2. a. Human justice which reflects God’s loving justice and just love will be especially concerned to guarantee, maintain, and defend . . . [those who cannot defend themselves for whatever reason]. . .

d. Human justice . . . will at least indirectly reflect [God’s justice as outlined above] . . . a just human community can and should willingly take on itself responsibility to understand and help the weak, needy, guilty members of our society. . . not just because we are to reflect [God] . . . but also . . . because our society is at least partly responsible for the social, political, economic, moral, and spiritual conditions which make some of our members weak, threatened, helpless, sick, and tempted to anti-social behavior. . .

e. Finally . . .even the best justice system we can devise will inevitably reflect to some extent the personal and social prejudices, limited understanding, and self-interest of those who administer it, and will continually stand itself in need or correction. . .

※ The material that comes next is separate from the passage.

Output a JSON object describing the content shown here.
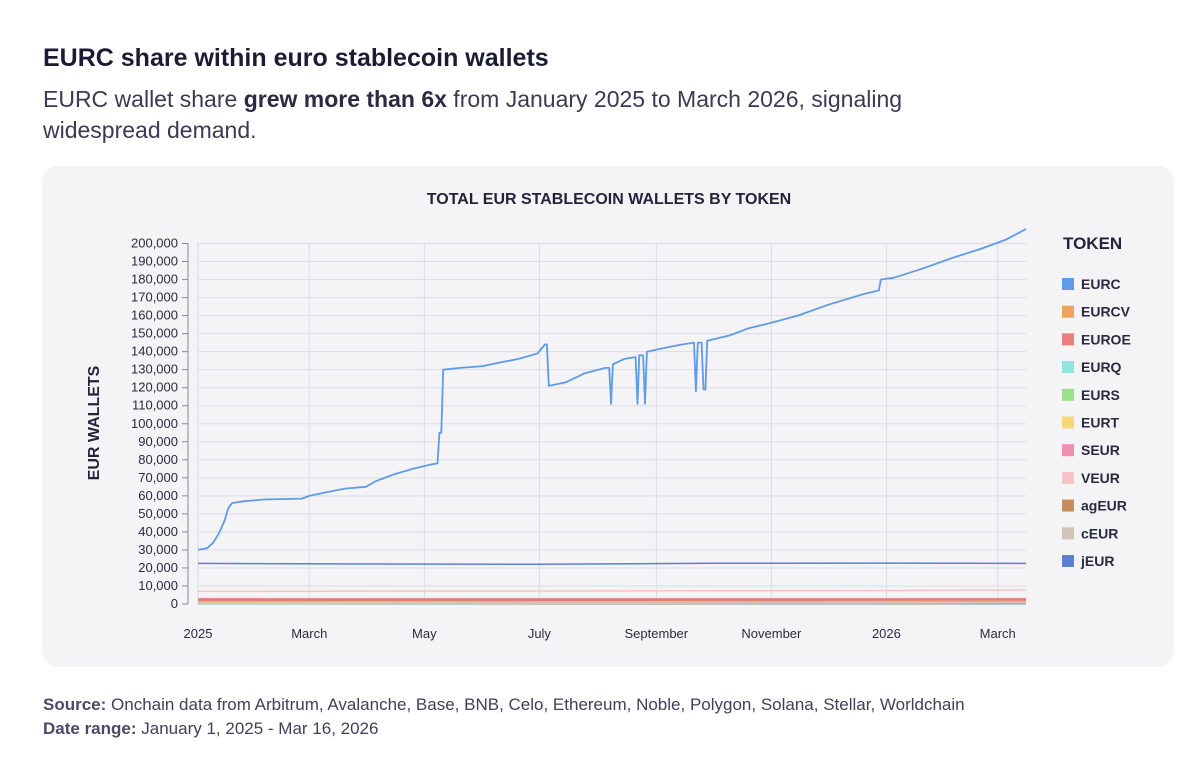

II. Guidelines for Evaluating the Criminal Justice System

1. Justice should guarantee and defend especially the rights of those who are the weakest, most vulnerable, most likely to be forgotten, exploited, or oppressed, most unable to help or defend themselves.

2. Since the criminal justice system is part of the social fabric, injustices and social ills should be addressed within the larger context of political, social, and economic realities in our society; the criminal justice system should not be expected to cope with the results of various social problems.

6. Discretion is an essential element of justice, but . . . should be guided and checked.

7. Everyone should exercise humility and self-criticism themselves as well as compassion toward those involved in the criminal justice system.

8. Influences and practices of discrimination based on racial, ethnic, sexual, or political identification should be eliminated.